Context-Inappropriate Capability

High
Confidence
98% confidence
Finding
The script builds a command string from all remaining arguments and executes it with eval, which causes the shell to re-parse the data as code. If TASK_NAME, command arguments, or any upstream workflow input can be influenced by an untrusted source, an attacker can inject additional shell syntax and achieve arbitrary command execution; in an agent orchestration skill, that is especially dangerous because commands may run automatically as part of stateful workflows.

Description-Behavior Mismatch

Medium
Confidence
83% confidence
Finding
The skill is presented as a generic workflow orchestrator, but it also performs domain-specific financial analysis and sends outbound notifications through a third-party API. That mismatch increases the chance that users or reviewers will underestimate what data leaves the environment and what actions the skill can take.

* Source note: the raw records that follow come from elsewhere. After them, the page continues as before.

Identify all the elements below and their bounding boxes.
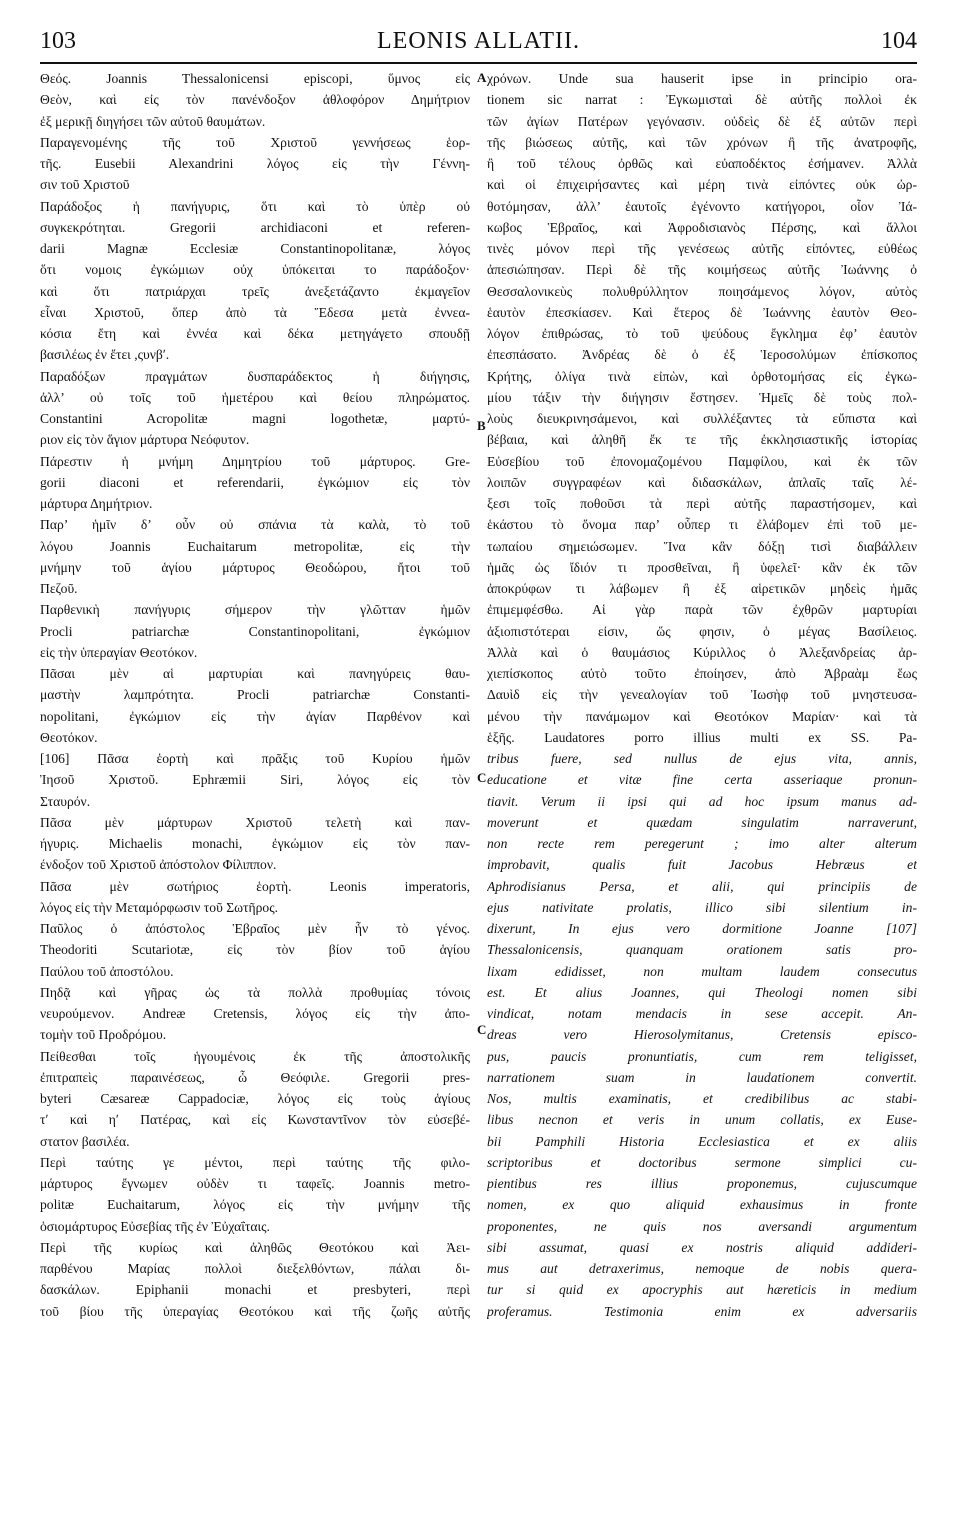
left-col-line: σιν τοῦ Χριστοῦ	[40, 177, 130, 193]
left-col-line: ἀλλ’ οὐ τοῖς τοῦ ἡμετέρου καὶ θείου πληρώματος.	[40, 389, 470, 405]
left-col-line: εἰς τὴν ὑπεραγίαν Θεοτόκον.	[40, 644, 198, 660]
left-col-line: Procli patriarchæ Constantinopolitani, ἐγκώμιον	[40, 623, 470, 639]
left-col-line: ἐξ μερικῇ διηγήσει τῶν αὐτοῦ θαυμάτων.	[40, 113, 266, 129]
left-col-line: στατον βασιλέα.	[40, 1133, 130, 1149]
right-col-line: τῶν ἁγίων Πατέρων γεγόνασιν. οὐδεὶς δὲ ἐξ αὐτῶν περὶ	[487, 113, 917, 129]
left-col-line: Θεὸν, καὶ εἰς τὸν πανένδοξον ἀθλοφόρον Δημήτριον	[40, 92, 470, 108]
right-col-line: ἐπεσπάσατο. Ἀνδρέας δὲ ὁ ἐξ Ἱεροσολύμων ἐπίσκοπος	[487, 347, 917, 363]
left-col-line: Σταυρόν.	[40, 793, 91, 809]
right-col-line: χιεπίσκοπος αὐτὸ τοῦτο ἐποίησεν, ἀπὸ Ἀβραὰμ ἕως	[487, 666, 917, 681]
right-col-line: mus aut detraxerimus, nemoque de nobis quera-	[487, 1261, 917, 1276]
right-col-line: libus necnon et veris in unum collatis, ex Euse-	[487, 1112, 917, 1128]
right-col-line: dixerunt, In ejus vero dormitione Joanne [107]	[487, 921, 917, 936]
left-col-line: λόγος εἰς τὴν Μεταμόρφωσιν τοῦ Σωτῆρος.	[40, 899, 278, 915]
left-col-line: Πᾶσα μὲν μάρτυρων Χριστοῦ τελετὴ καὶ παν-	[40, 814, 470, 830]
left-col-line: ριον εἰς τὸν ἅγιον μάρτυρα Νεόφυτον.	[40, 432, 250, 448]
left-col-line: ήγυρις. Michaelis monachi, ἐγκώμιον εἰς τὸν παν-	[40, 836, 470, 851]
right-col-line: μένου τὴν πανάμωμον καὶ Θεοτόκον Μαρίαν· καὶ τὰ	[487, 708, 917, 724]
right-col-line: proferamus. Testimonia enim ex adversariis	[487, 1303, 917, 1319]
right-col-line: κωβος Ἑβραῖος, καὶ Ἀφροδισιανὸς Πέρσης, καὶ ἄλλοι	[487, 219, 917, 235]
right-col-line: ejus nativitate prolatis, illico sibi silentium in-	[487, 899, 917, 915]
left-column	[40, 68, 470, 1523]
right-col-line: τῆς βιώσεως αὐτῆς, καὶ τῶν χρόνων ἢ τῆς ἀνατροφῆς,	[487, 134, 917, 150]
left-col-line: παρθένου Μαρίας πολλοὶ διεξελθόντων, πάλαι δι-	[40, 1261, 470, 1276]
right-col-line: scriptoribus et doctoribus sermone simplici cu-	[487, 1154, 917, 1170]
left-col-line: τομὴν τοῦ Προδρόμου.	[40, 1027, 167, 1043]
right-col-line: βέβαια, καὶ ἀληθῆ ἔκ τε τῆς ἐκκλησιαστικῆς ἱστορίας	[487, 432, 917, 448]
margin-letter-c: C	[477, 770, 487, 785]
left-col-line: Πηδᾷ καὶ γῆρας ὡς τὰ πολλὰ προθυμίας τόνοις	[40, 984, 470, 1000]
right-col-line: educatione et vitæ fine certa asseriaque pronun-	[487, 772, 917, 788]
left-col-line: Πείθεσθαι τοῖς ἡγουμένοις ἐκ τῆς ἀποστολικῆς	[40, 1048, 470, 1064]
left-col-line: nopolitani, ἐγκώμιον εἰς τὴν ἁγίαν Παρθένον καὶ	[40, 708, 470, 724]
right-col-line: narrationem suam in laudationem convertit.	[487, 1069, 917, 1085]
right-col-line: dreas vero Hierosolymitanus, Cretensis episco-	[487, 1027, 917, 1043]
right-col-line: ἑαυτὸν ἐπεσκίασεν. Καὶ ἕτερος δὲ Ἰωάννης ἑαυτὸν Θεο-	[487, 304, 917, 320]
left-col-line: μνήμην τοῦ ἁγίου μάρτυρος Θεοδώρου, ἤτοι τοῦ	[40, 559, 470, 575]
left-col-line: τῆς. Eusebii Alexandrini λόγος εἰς τὴν Γέννη-	[40, 156, 470, 171]
right-col-line: nomen, ex quo aliquid exhausimus in fronte	[487, 1197, 917, 1213]
left-col-line: συγκεκρότηται. Gregorii archidiaconi et referen-	[40, 219, 470, 235]
left-col-line: Θεοτόκον.	[40, 729, 98, 745]
left-col-line: Παύλου τοῦ ἀποστόλου.	[40, 963, 174, 979]
right-col-line: moverunt et quædam singulatim narraverunt,	[487, 814, 917, 830]
left-col-line: Πᾶσαι μὲν αἱ μαρτυρίαι καὶ πανηγύρεις θαυ-	[40, 666, 470, 681]
right-col-line: Aphrodisianus Persa, et alii, qui principiis de	[487, 878, 917, 894]
left-col-line: ἐπιτραπεὶς παραινέσεως, ὦ Θεόφιλε. Gregorii pres-	[40, 1069, 470, 1085]
left-col-line: νευρούμενον. Andreæ Cretensis, λόγος εἰς τὴν ἀπο-	[40, 1006, 470, 1021]
right-col-line: ἡμᾶς ὡς ἴδιόν τι προσθεῖναι, ἢ ὑφελεῖ· κἂν ἐκ τῶν	[487, 559, 917, 575]
right-col-line: bii Pamphili Historia Ecclesiastica et ex aliis	[487, 1133, 917, 1149]
right-col-line: lixam edidisset, non multam laudem consecutus	[487, 963, 917, 979]
running-title: LEONIS ALLATII.	[377, 28, 580, 54]
left-col-line: ὁσιομάρτυρος Εὐσεβίας τῆς ἐν Ἐὐχαΐταις.	[40, 1218, 270, 1234]
left-col-line: darii Magnæ Ecclesiæ Constantinopolitanæ, λόγος	[40, 241, 470, 256]
left-col-line: μάρτυρα Δημήτριον.	[40, 496, 153, 511]
right-col-line: proponentes, ne quis nos aversandi argumentum	[487, 1218, 917, 1234]
left-col-line: εἶναι Χριστοῦ, ὅπερ ἀπὸ τὰ Ἔδεσα μετὰ ἐννεα-	[40, 304, 470, 320]
right-col-line: χρόνων. Unde sua hauserit ipse in principio ora-	[487, 71, 917, 86]
left-col-line: Constantini Acropolitæ magni logothetæ, μαρτύ-	[40, 411, 470, 426]
right-col-line: tur si quid ex apocryphis aut hæreticis in medium	[487, 1282, 917, 1298]
right-col-line: Ἀλλὰ καὶ ὁ θαυμάσιος Κύριλλος ὁ Ἀλεξανδρείας ἀρ-	[487, 644, 917, 660]
left-col-line: βασιλέως ἐν ἔτει ,ςυνβʹ.	[40, 347, 170, 363]
left-col-line: Παραδόξων πραγμάτων δυσπαράδεκτος ἡ διήγησις,	[40, 368, 470, 384]
right-col-line: μίου τάξιν τὴν διήγησιν ἔστησεν. Ἡμεῖς δὲ τοὺς πολ-	[487, 389, 917, 405]
left-col-line: Theodoriti Scutariotæ, εἰς τὸν βίον τοῦ ἁγίου	[40, 942, 470, 958]
right-col-line: ἐπιμεμφέσθω. Αἱ γὰρ παρὰ τῶν ἐχθρῶν μαρτυρίαι	[487, 602, 917, 618]
left-col-line: politæ Euchaitarum, λόγος εἰς τὴν μνήμην τῆς	[40, 1197, 470, 1213]
right-col-line: Thessalonicensis, quanquam orationem satis pro-	[487, 942, 917, 958]
right-col-line: λόγον ἐπιθρώσας, τὸ τοῦ ψεύδους ἔγκλημα ἐφ’ ἑαυτὸν	[487, 326, 917, 341]
right-col-line: τωπαίου σημειώσωμεν. Ἵνα κἂν δόξῃ τισὶ διαβάλλειν	[487, 538, 917, 554]
margin-letter-b: B	[477, 418, 486, 433]
left-col-line: [106] Πᾶσα ἑορτὴ καὶ πρᾶξις τοῦ Κυρίου ἡμῶν	[40, 751, 470, 766]
left-col-line: Πᾶσα μὲν σωτήριος ἑορτὴ. Leonis imperatoris,	[40, 878, 470, 894]
left-col-line: Θεός. Joannis Thessalonicensi episcopi, ὕμνος εἰς	[40, 71, 470, 86]
right-col-line: ξεσι τοῖς ποθοῦσι τὰ περὶ αὐτῆς παραστήσομεν, καὶ	[487, 496, 917, 511]
right-col-line: ἢ τοῦ τέλους ὀρθῶς καὶ εὐαποδέκτος ἐσήμανεν. Ἀλλὰ	[487, 156, 917, 171]
right-col-line: ἀπεσιώπησαν. Περὶ δὲ τῆς κοιμήσεως αὐτῆς Ἰωάννης ὁ	[487, 262, 917, 278]
left-col-line: Περὶ τῆς κυρίως καὶ ἀληθῶς Θεοτόκου καὶ Ἀει-	[40, 1239, 470, 1255]
left-col-line: τʹ καὶ ηʹ Πατέρας, καὶ εἰς Κωνσταντῖνον τὸν εὐσεβέ-	[40, 1112, 470, 1128]
right-col-line: vindicat, notam mendacis in sese accepit. An-	[487, 1006, 917, 1021]
right-col-line: λοιπῶν συγγραφέων καὶ διδασκάλων, ἁπλαῖς ταῖς λέ-	[487, 474, 917, 490]
right-col-line: pus, paucis pronuntiatis, cum rem teligisset,	[487, 1048, 917, 1064]
right-col-line: improbavit, qualis fuit Jacobus Hebræus et	[487, 857, 917, 873]
right-col-line: θοτόμησαν, ἀλλ’ ἑαυτοῖς ἐγένοντο κατήγοροι, οἷον Ἰά-	[487, 198, 917, 214]
left-col-line: Παρθενικὴ πανήγυρις σήμερον τὴν γλῶτταν ἡμῶν	[40, 602, 470, 618]
right-col-line: ἑξῆς. Laudatores porro illius multi ex SS. Pa-	[487, 729, 917, 745]
margin-letter-c2: C	[477, 1022, 487, 1037]
right-col-line: καὶ οἱ ἐπιχειρήσαντες καὶ μέρη τινὰ εἰπόντες οὐκ ὠρ-	[487, 177, 917, 193]
page-number-right: 104	[881, 28, 917, 54]
right-col-line: Δαυὶδ εἰς τὴν γενεαλογίαν τοῦ Ἰωσὴφ τοῦ μνηστευσα-	[487, 687, 917, 703]
right-col-line: est. Et alius Joannes, qui Theologi nomen sibi	[487, 984, 917, 1000]
left-col-line: Παρ’ ἡμῖν δ’ οὖν οὐ σπάνια τὰ καλὰ, τὸ τοῦ	[40, 517, 470, 533]
left-col-line: ὅτι νομοις ἐγκώμιων οὐχ ὑπόκειται το παράδοξον·	[40, 262, 470, 278]
right-col-line: tribus fuere, sed nullus de ejus vita, annis,	[487, 751, 917, 766]
left-col-line: τοῦ βίου τῆς ὑπεραγίας Θεοτόκου καὶ τῆς ζωῆς αὐτῆς	[40, 1303, 470, 1319]
right-col-line: λοὺς διευκρινησάμενοι, καὶ συλλέξαντες τὰ εὔπιστα καὶ	[487, 411, 917, 426]
left-col-line: ένδοξον τοῦ Χριστοῦ ἀπόστολον Φίλιππον.	[40, 857, 277, 873]
right-col-line: ἑκάστου τὸ ὄνομα παρ’ οὗπερ τι ἐλάβομεν ἐπὶ τοῦ με-	[487, 517, 917, 533]
running-head	[40, 22, 917, 54]
margin-letter-a: A	[477, 70, 487, 85]
right-col-line: ἀποκρύφων τι λάβωμεν ἢ ἐξ αἱρετικῶν μηδεὶς ἡμᾶς	[487, 581, 917, 596]
left-col-line: gorii diaconi et referendarii, ἐγκώμιον εἰς τὸν	[40, 474, 470, 490]
left-col-line: Πεζοῦ.	[40, 581, 78, 596]
page-number-left: 103	[40, 28, 76, 54]
left-col-line: Ἰησοῦ Χριστοῦ. Ephræmii Siri, λόγος εἰς τὸν	[40, 772, 470, 788]
right-col-line: sibi assumat, quasi ex nostris aliquid addideri-	[487, 1239, 917, 1255]
right-col-line: Κρήτης, ὀλίγα τινὰ εἰπὼν, καὶ ὀρθοτομήσας εἰς ἐγκω-	[487, 368, 917, 384]
left-col-line: Παῦλος ὁ ἀπόστολος Ἑβραῖος μὲν ἦν τὸ γένος.	[40, 921, 470, 936]
right-col-line: tiavit. Verum ii ipsi qui ad hoc ipsum manus ad-	[487, 793, 917, 809]
left-col-line: Παράδοξος ἡ πανήγυρις, ὅτι καὶ τὸ ὑπὲρ οὐ	[40, 198, 470, 214]
left-col-line: καὶ ὅτι πατριάρχαι τρεῖς ἀνεξετάζαντο ἐκμαγεῖον	[40, 283, 470, 299]
left-col-line: δασκάλων. Epiphanii monachi et presbyteri, περὶ	[40, 1282, 470, 1298]
left-col-line: μάρτυρος ἔγνωμεν οὐδὲν τι ταφεῖς. Joannis metro-	[40, 1176, 470, 1191]
left-col-line: Παραγενομένης τῆς τοῦ Χριστοῦ γεννήσεως ἑορ-	[40, 134, 470, 150]
left-col-line: κόσια ἔτη καὶ ἐννέα καὶ δέκα μετηγάγετο σπουδῇ	[40, 326, 470, 341]
right-col-line: ἀξιοπιστότεραι εἰσιν, ὥς φησιν, ὁ μέγας Βασίλειος.	[487, 623, 917, 639]
right-col-line: Εὐσεβίου τοῦ ἐπονομαζομένου Παμφίλου, καὶ ἐκ τῶν	[487, 453, 917, 469]
right-col-line: Nos, multis examinatis, et credibilibus ac stabi-	[487, 1091, 917, 1106]
left-col-line: λόγου Joannis Euchaitarum metropolitæ, εἰς τὴν	[40, 538, 470, 554]
right-col-line: pientibus res illius proponemus, cujuscumque	[487, 1176, 917, 1191]
left-col-line: Περὶ ταύτης γε μέντοι, περὶ ταύτης τῆς φιλο-	[40, 1154, 470, 1170]
right-column	[487, 68, 917, 1523]
header-rule	[40, 62, 917, 64]
left-col-line: μαστὴν λαμπρότητα. Procli patriarchæ Constanti-	[40, 687, 470, 703]
right-col-line: non recte rem peregerunt ; imo alter alterum	[487, 836, 917, 851]
right-col-line: Θεσσαλονικεὺς πολυθρύλλητον ποιησάμενος λόγον, αὐτὸς	[487, 283, 917, 299]
left-col-line: byteri Cæsareæ Cappadociæ, λόγος εἰς τοὺς ἁγίους	[40, 1091, 470, 1106]
right-col-line: τινὲς μόνον περὶ τῆς γενέσεως αὐτῆς εἰπόντες, εὐθέως	[487, 241, 917, 256]
right-col-line: tionem sic narrat : Ἐγκωμισταὶ δὲ αὐτῆς πολλοὶ ἐκ	[487, 92, 917, 108]
left-col-line: Πάρεστιν ἡ μνήμη Δημητρίου τοῦ μάρτυρος. Gre-	[40, 453, 470, 469]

Context-Inappropriate Capability

Medium
Confidence
86% confidence
Finding
The code retrieves a sensitive API credential and sends task data to a third-party remote service for analysis and notifications, capabilities that are not clearly justified by an orchestration-only description. In agent settings, hidden external calls are risky because they can transmit user prompts, workflow state, or recipient data outside the local trust boundary.

Vague Triggers

Medium
Confidence
76% confidence
Finding
The activation language is broad enough to match many ordinary requests about workflows, sequencing, or task improvement. In context, that is more dangerous because the skill can persist state and call external services, so accidental invocation could trigger file writes or network transmission without the user realizing a powerful orchestration skill was selected.

Missing User Warnings

Medium
Confidence
90% confidence
Finding
The documentation advertises persistent state storage and external notification delivery but does not warn users that task data may be written locally and transmitted to third-party services. In a stateful multi-agent workflow manager, this omission increases the chance that sensitive workflow contents, identifiers, or outputs are retained or sent externally without informed consent.

Missing User Warnings

Low
Confidence
81% confidence
Finding
Although the required API key is listed, there is no guidance on secure handling, redaction, or preventing accidental exposure through logs, prompts, or persisted task state. In a skill that coordinates multiple components and external calls, weak credential-handling guidance can lead to leakage or misuse of the API key.

Missing User Warnings

Medium
Confidence
90% confidence
Finding
The notification path sends recipient and message content to an external API without any clear user-facing consent, warning, or validation in this file. This can leak sensitive content or trigger unintended outbound communications, which is more dangerous in an autonomous workflow engine that may run multi-step actions automatically.

Missing User Warnings

Medium
Confidence
89% confidence
Finding
The fallback path sends arbitrary natural-language user requests to an external API without any notice, consent, or minimization. Requests may contain sensitive operational details, credentials, personal data, or confidential workflow instructions, creating a privacy and data-governance risk whenever unmatched inputs are parsed remotely.

External Transmission

Medium
Category
Data Exfiltration
Content
def _pilot(body: dict) -> dict:
    r = requests.post(
        f"{API_BASE}/pilot",
        headers={"Authorization": f"Bearer {SKILLBOSS_API_KEY}", "Content-Type": "application/json"},
        json=body,
Confidence
86% confidence
Finding
requests.post( f"{API_BASE}/pilot", headers={"Authorization": f"Bearer {SKILLBOSS_API_KEY}", "Content-Type": "application/json"}, json=

VirusTotal

66/66 vendors flagged this skill as clean.